2018年9月10日月曜日

4X’s 2 5 - 8

 レインの詰問口調に、セイヤーズは否定しなかった。

「私の息子は遺伝子管理局の目を盗んで産まれた。私が創ったんだ。」
「ダリル・・・」

 レインは首を振った。彼の恋人は恐ろしい違反を犯したことを告白したのだ。一般人が違法クローン製造を依頼すれば、教育刑1年又は2年を食らう。しかし、外で暮らす元ドーマーが同じことをすれば、ドームに強制収容され、観察棟で反省する迄幽閉処分となる。期限はない。反省したと執政官会議で認められる迄だ。そして違法クローンの子供は取り上げられる。2度と親に戻されることはない。親が刑期を終えれば再び子供と一緒に暮らせる一般人の場合と違って、元ドーマーは厳しい罰を受けるのだ。

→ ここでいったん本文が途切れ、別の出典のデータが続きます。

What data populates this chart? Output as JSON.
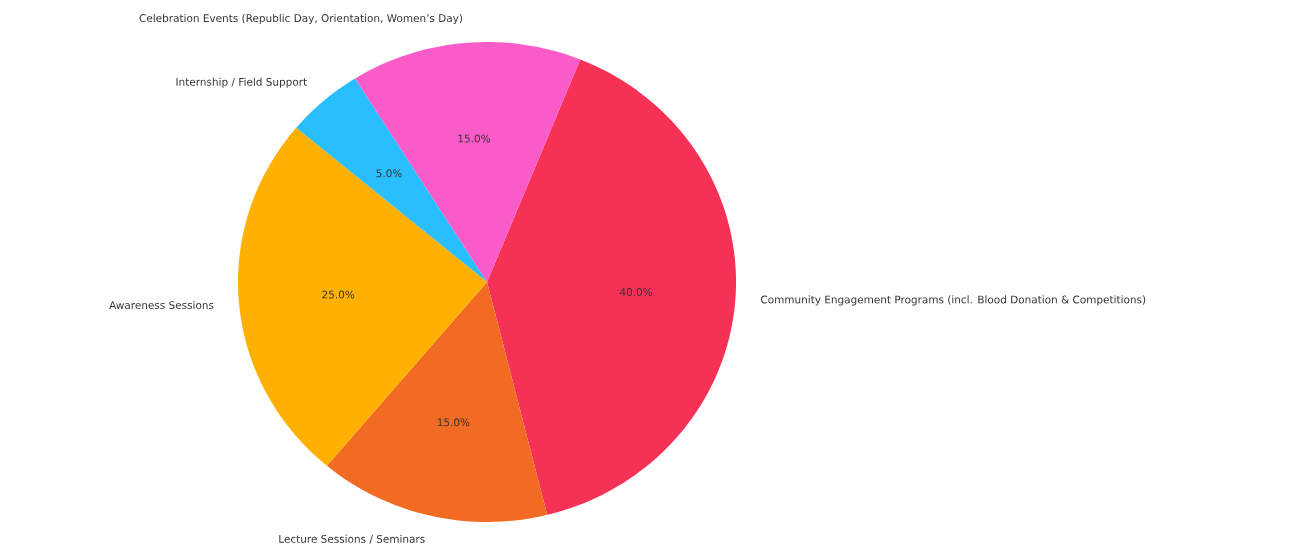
{
  "chart_data": {
    "type": "pie",
    "categories": [
      "Community Engagement Programs (incl. Blood Donation & Competitions)",
      "Lecture Sessions / Seminars",
      "Awareness Sessions",
      "Internship / Field Support",
      "Celebration Events (Republic Day, Orientation, Women’s Day)"
    ],
    "values": [
      40,
      15,
      25,
      5,
      15
    ],
    "colors": [
      "#f53155",
      "#f26b22",
      "#ffb000",
      "#29bfff",
      "#f95bc8"
    ],
    "value_labels": [
      "40.0%",
      "15.0%",
      "25.0%",
      "5.0%",
      "15.0%"
    ]
  }
}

「君なら、申し込めばいつでも養子がもらえたはずだ。何故、そんな違法を・・・発見されれば再教育は免れられないぞ。息子は管理局収容所に収監される。君の子供ではなくなるんだ。
わかっているだろう、君自身の仕事だったんだから。」

 セイヤーズはレインを見つめただけだった。やがて彼は席を立ち、レインの隣に移動した。レインは動じなかったが、タンブラーをテーブルに置いた。セイヤーズの「魂胆」が理解出来た。18年前と同じだ。レインの誘いに乗って、しかし自分の思いつきを実行してしまう。
 レインは誘惑に乗るまいと己に言い聞かせ、相手に言った。

 「俺は君を告発しに来た訳ではない。息子の件は俺しか知らない。君が仕事をしてくれるなら、目をつぶる。息子が婚姻する折にはデータを改竄して守ってやってもいい。兎に角、今は仕事をして欲しい。困っているんだ。」

  セイヤーズが彼の膝に手を置いた。レインは彼が自分を欲しがっていることがわかった。しかし、今はヨリを戻しに来ているのではない。人類の存亡がかかっているかもしれない女性を捜索している最中なのだ。
 硬い表情の彼の顔を見て、セイヤーズは恋人が任務のことしか頭にないと悟った様子だった。小さく溜め息をついて言った。